Texte intégral
RÉPUBLIQUE FRANÇAISE
AU NOM DU PEUPLE FRANÇAIS
COUR D'APPEL DE PARIS
L. 742-1 et suivants du Code de l'entrée et du séjour
des étrangers et du droit d'asile
ORDONNANCE DU 04 JANVIER 2025
(1 pages)
Numéro d'inscription au répertoire général et de décision : B N° RG 25/00034 - N° Portalis 35L7-V-B7J-CKRYE
Décision déférée : ordonnance rendue le 01 janvier 2025, à 15h56, par le magistrat du siège du tribunal judiciaire de Meaux
Nous, Stéphanie Dupont, conseillère à la cour d'appel de Paris, agissant par délégation du premier président de cette cour, assistée de Fanny Marcel, greffier au prononcé de l'ordonnance,
APPELANT
M. [Z] [J] [I]
né le 27 août 1990 à [Localité 1], de nationalité ivoirienne
ayant pour avocat Me Raymond Mahoukou, avocat au barreau de Paris
RETENU au centre de rétention : Mesnil Amelot n°2
Tous les deux informés le 3 janvier 2025 à 13h32, de la possibilité de faire valoir ses observations sur l'absence de circonstance nouvelle de fait ou de droit depuis le placement en rétention administrative ou sur le caractère inopérant des éléments fournis, en application des dispositions de l'article R 743-15 du code de l'entrée et du séjour des étrangers et du droit d'asile
INTIMÉ
LE PREFET DE LA SEINE-SAINT-DENIS
Informé le 3 janvier 2025 à 13h32, de la possibilité de faire valoir ses observations sur l'absence de circonstance nouvelle de fait ou de droit depuis le placement en rétention administrative ou sur le caractère inopérant des éléments fournis, en application des dispositions de l'article R 743-15 du code de l'entrée et du séjour des étrangers et du droit d'asile
MINISTÈRE PUBLIC, avisé de la date et de l'heure de l'audience
ORDONNANCE : contradictoire
- Vu l'ordonnance du 01 janvier 2025 du magistrat du siège du tribunal judiciaire de Meaux rejetant la demande de mise en liberté avec assignation à résidence présentée par M. [Z] [J] [I] ;
- Vu l'appel interjeté le 02 janvier 2025, à 14h49, par M. [Z] [J] [I] ;
- Vu les observations du conseil de l'intéressé reçues le 3 janvier 2025 à 17h00 ;
SUR QUOI,
L'article L.743-23 alinéa 2 du code de l'entrée et du séjour des étrangers et du droit d'asile autorise le rejet sans audience des déclarations d'appel contre une décision rendue par le juge des libertés et de la détention dans le cas prévu à l'article L. 741-10 c'est à dire lorsqu'il y a contestation par l'étranger de la décision de placement en rétention dès lors que les éléments fournis à l'appui de la déclaration d'appel ne permettent pas de mettre fin à la rétention administrative ou que rien de nouveau n'est présenté depuis la décision du préfet.

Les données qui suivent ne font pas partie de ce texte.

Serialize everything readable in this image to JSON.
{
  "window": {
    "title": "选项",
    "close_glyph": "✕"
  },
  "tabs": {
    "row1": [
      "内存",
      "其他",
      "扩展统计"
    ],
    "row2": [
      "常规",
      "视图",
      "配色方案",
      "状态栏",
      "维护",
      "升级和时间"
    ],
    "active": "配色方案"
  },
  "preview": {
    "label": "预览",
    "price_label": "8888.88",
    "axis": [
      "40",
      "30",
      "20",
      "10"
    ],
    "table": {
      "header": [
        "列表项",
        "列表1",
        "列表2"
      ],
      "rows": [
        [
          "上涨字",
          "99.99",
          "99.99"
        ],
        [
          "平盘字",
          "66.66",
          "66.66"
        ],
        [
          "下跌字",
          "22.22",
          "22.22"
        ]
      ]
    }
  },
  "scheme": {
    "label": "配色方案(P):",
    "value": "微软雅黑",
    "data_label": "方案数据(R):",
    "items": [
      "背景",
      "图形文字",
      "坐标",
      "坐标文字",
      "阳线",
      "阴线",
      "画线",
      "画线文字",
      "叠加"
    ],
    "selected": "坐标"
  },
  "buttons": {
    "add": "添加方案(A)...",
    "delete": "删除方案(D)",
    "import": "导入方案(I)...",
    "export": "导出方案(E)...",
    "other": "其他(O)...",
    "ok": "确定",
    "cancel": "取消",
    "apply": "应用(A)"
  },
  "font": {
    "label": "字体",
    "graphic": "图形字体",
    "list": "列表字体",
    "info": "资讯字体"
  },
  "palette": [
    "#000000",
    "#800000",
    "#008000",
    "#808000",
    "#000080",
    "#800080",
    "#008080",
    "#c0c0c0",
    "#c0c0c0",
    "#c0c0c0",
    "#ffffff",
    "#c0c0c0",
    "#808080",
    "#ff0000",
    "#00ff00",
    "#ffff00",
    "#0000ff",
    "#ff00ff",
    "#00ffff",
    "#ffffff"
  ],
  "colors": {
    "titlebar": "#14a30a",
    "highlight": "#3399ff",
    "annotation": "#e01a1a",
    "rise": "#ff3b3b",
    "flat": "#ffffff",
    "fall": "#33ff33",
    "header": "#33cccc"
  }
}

En l'espèce, il convient de rejeter la déclaration d'appel sans débat, sur le fondement de l'article L 743-23 alinéa 2 du code de l'entrée et du séjour des étrangers et du droit d'asile, dès lors qu'aucune circonstance nouvelle de fait ou de droit n'est intervenue depuis le placement en rétention administrative ou son renouvellement, et que les éléments fournis à l'appui de la demande ne permettent manifestement pas de justifier qu'il soit mis fin à la rétention, étant observé que le premier juge examine les garanties sous tous les angles, qu'il n'y a pas lieu de " mettre aux débats " des éléments particuliers de ce qui entre dans l'examen desdites garanties, que le juge ne statue pas ultrapetita en se contentant d'appliquer toutes les conditions d'un texte.
PAR CES MOTIFS
REJETONS la déclaration d'appel,
ORDONNONS la remise immédiate au procureur général d'une expédition de la présente ordonnance.
Fait à Paris le 04 janvier 2025 à 13h01
LE GREFFIER, LE PRÉSIDENT,
REÇU NOTIFICATION DE L'ORDONNANCE ET DE L'EXERCICE DES VOIES DE RECOURS :
Pour information :
L'ordonnance n'est pas susceptible d'opposition.
Le pourvoi en cassation est ouvert à l'étranger, à l'autorité administrative qui a prononcé le maintien en zone d'attente ou la rétention et au ministère public.
Le délai de pourvoi en cassation est de deux mois à compter de la notification.
Le pourvoi est formé par déclaration écrite remise au secrétariat greffe de la Cour de cassation par l'avocat au Conseil d'Etat et à la Cour de cassation constitué par le demandeur.
Notification effectuée aux parties par LRAR ou télécopie et/ou courriel.